Dit was mijn eerste gedachte toen ik de kast zag. Dus heb ik samen met de andere hardware een 50x A-Open in de kast geschroefd en daar naast een aantal gewone, ook een paar cd's met een slechte balans in gedraaid. A-Open heeft sinds het beroemde 32x-loopwerk de naam ook op hogere snelheid goed overweg te kunnen met slechtere cd's, mits de speler recht gemonteerd wordt. Staand of liggend maakt hierbij niets uit; het gaat erom dat de speler onder een vrijwel rechte hoek zijn rondjes draait.
Dit heb ik uit eigen ervaring ondervonden: bij rechte montage heeft de speler in kwestie weinig moeite met de cd's die ik hem voer; gebalanceerd of niet. Maar wat ik al vermoedde werd werkelijkheid: de cd-romspeler maakte in de Enermax-kast meer herrie dan in andere kasten, moest behoorlijk werken en had duidelijk moeite met opspinnen bij het gebruik van de ongebalanceerde cd's. Iets om rekening mee te houden, al moet ik er wel bij vertellen dat de gebruikte cd's al een aantal jaren oud zijn en de huidige productietechnieken lang niet zoveel foute cd's veroorzaken als pak-em-beet zes á zeven jaar geleden. Toch het vermelden waard. Mijn A-Open dvd-speler had minder moeite met trillingen, mede vanwege het lagere toerental, en bij Enermax zijn uitgebreide tests gedaan met verschillende merken en typen cd-spelers.

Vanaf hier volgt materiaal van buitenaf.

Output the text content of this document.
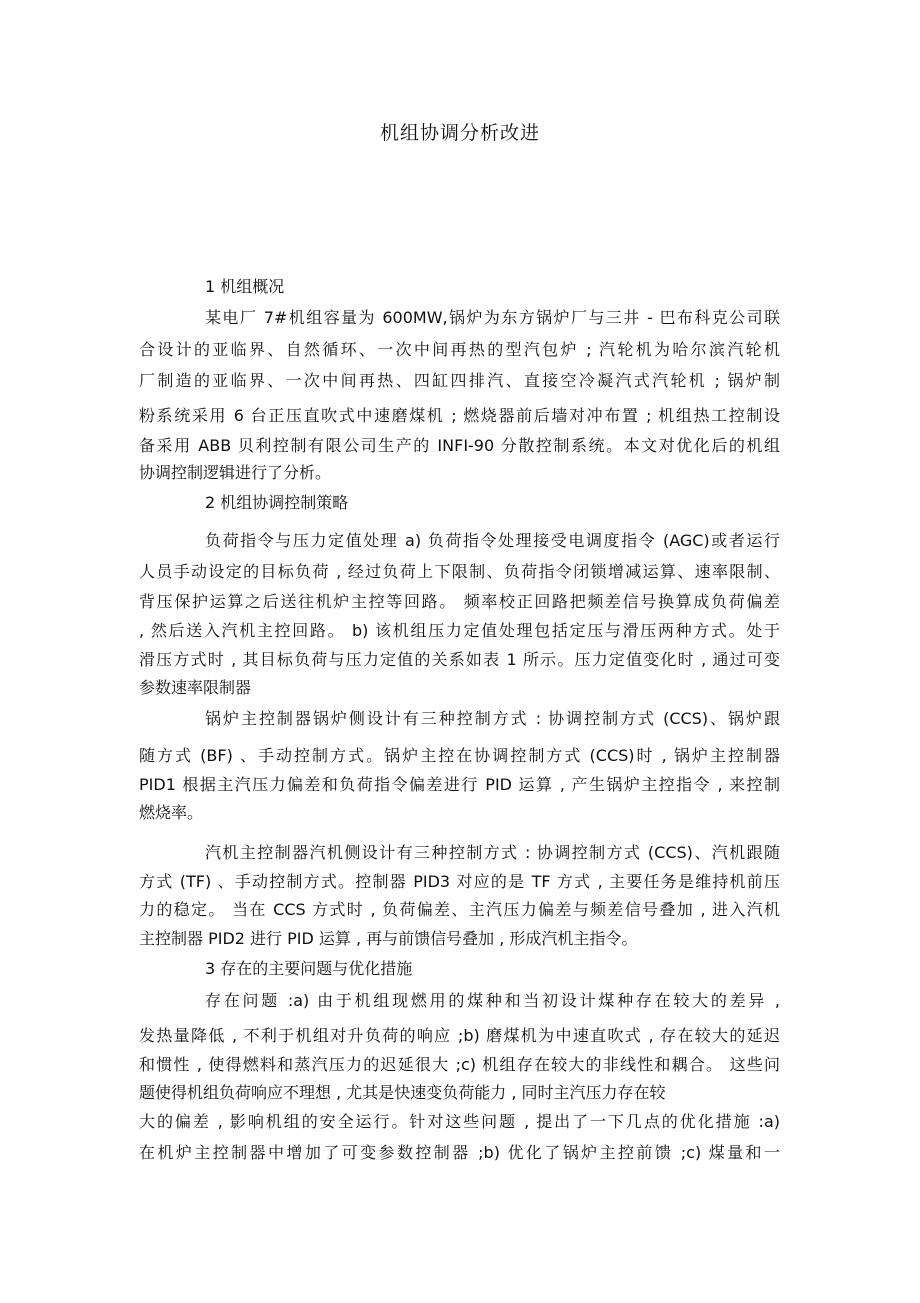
机组协调分析改进
1 机组概况
某电厂 7#机组容量为 600MW,锅炉为东方锅炉厂与三井 - 巴布科克公司联
合设计的亚临界、自然循环、一次中间再热的型汽包炉 ; 汽轮机为哈尔滨汽轮机
厂制造的亚临界、一次中间再热、四缸四排汽、直接空冷凝汽式汽轮机 ; 锅炉制
粉系统采用 6 台正压直吹式中速磨煤机 ; 燃烧器前后墙对冲布置 ; 机组热工控制设
备采用 ABB 贝利控制有限公司生产的 INFI-90 分散控制系统。本文对优化后的机组
协调控制逻辑进行了分析。
2 机组协调控制策略
负荷指令与压力定值处理 a) 负荷指令处理接受电调度指令 (AGC)或者运行
人员手动设定的目标负荷 , 经过负荷上下限制、负荷指令闭锁增减运算、速率限制、
背压保护运算之后送往机炉主控等回路。 频率校正回路把频差信号换算成负荷偏差
, 然后送入汽机主控回路。 b) 该机组压力定值处理包括定压与滑压两种方式。处于
滑压方式时 , 其目标负荷与压力定值的关系如表 1 所示。压力定值变化时 , 通过可变
参数速率限制器
锅炉主控制器锅炉侧设计有三种控制方式 : 协调控制方式 (CCS)、锅炉跟
随方式 (BF) 、手动控制方式。锅炉主控在协调控制方式 (CCS)时 , 锅炉主控制器
PID1 根据主汽压力偏差和负荷指令偏差进行 PID 运算 , 产生锅炉主控指令 , 来控制
燃烧率。
汽机主控制器汽机侧设计有三种控制方式 : 协调控制方式 (CCS)、汽机跟随
方式 (TF) 、手动控制方式。控制器 PID3 对应的是 TF 方式 , 主要任务是维持机前压
力的稳定。 当在 CCS 方式时 , 负荷偏差、主汽压力偏差与频差信号叠加 , 进入汽机
主控制器 PID2 进行 PID 运算 , 再与前馈信号叠加 , 形成汽机主指令。
3 存在的主要问题与优化措施
存在问题 :a) 由于机组现燃用的煤种和当初设计煤种存在较大的差异 ,
发热量降低 , 不利于机组对升负荷的响应 ;b) 磨煤机为中速直吹式 , 存在较大的延迟
和惯性 , 使得燃料和蒸汽压力的迟延很大 ;c) 机组存在较大的非线性和耦合。 这些问
题使得机组负荷响应不理想 , 尤其是快速变负荷能力 , 同时主汽压力存在较
大的偏差 , 影响机组的安全运行。针对这些问题 , 提出了一下几点的优化措施 :a)
在机炉主控制器中增加了可变参数控制器 ;b) 优化了锅炉主控前馈 ;c) 煤量和一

De ingebouwde ventilatoren houden de zaak lekker koel; alleen is de geluidsproductie wat aan de hoge kant. Dit komt voornamelijk door de lucht die langs de randen van het aluminium frame en door de gaten in het perspex beweegt. Gelukkig zijn de ventilatoren in de laagste stand vrij stil terwijl ze toch voldoende lucht aanzuigen voor normale temperaturen en trekt de voeding die ik voor deze review gebruikte ook behoorlijk wat lucht aan, waardoor de boel alleen voluit hoeft bij extreme warmte. Elke ventilator is overigens voorzien van een eigen voedingsconnector, waardoor je zelf kunt kiezen welke je gebruikt.
De Enermax EG465AX-VE(W) FCA
Enermax heeft sinds een tijdje een paar nieuwe voedingen in het assortiment, waarvan ik de EG465AX-VE(W) FCA ook even mocht lenen.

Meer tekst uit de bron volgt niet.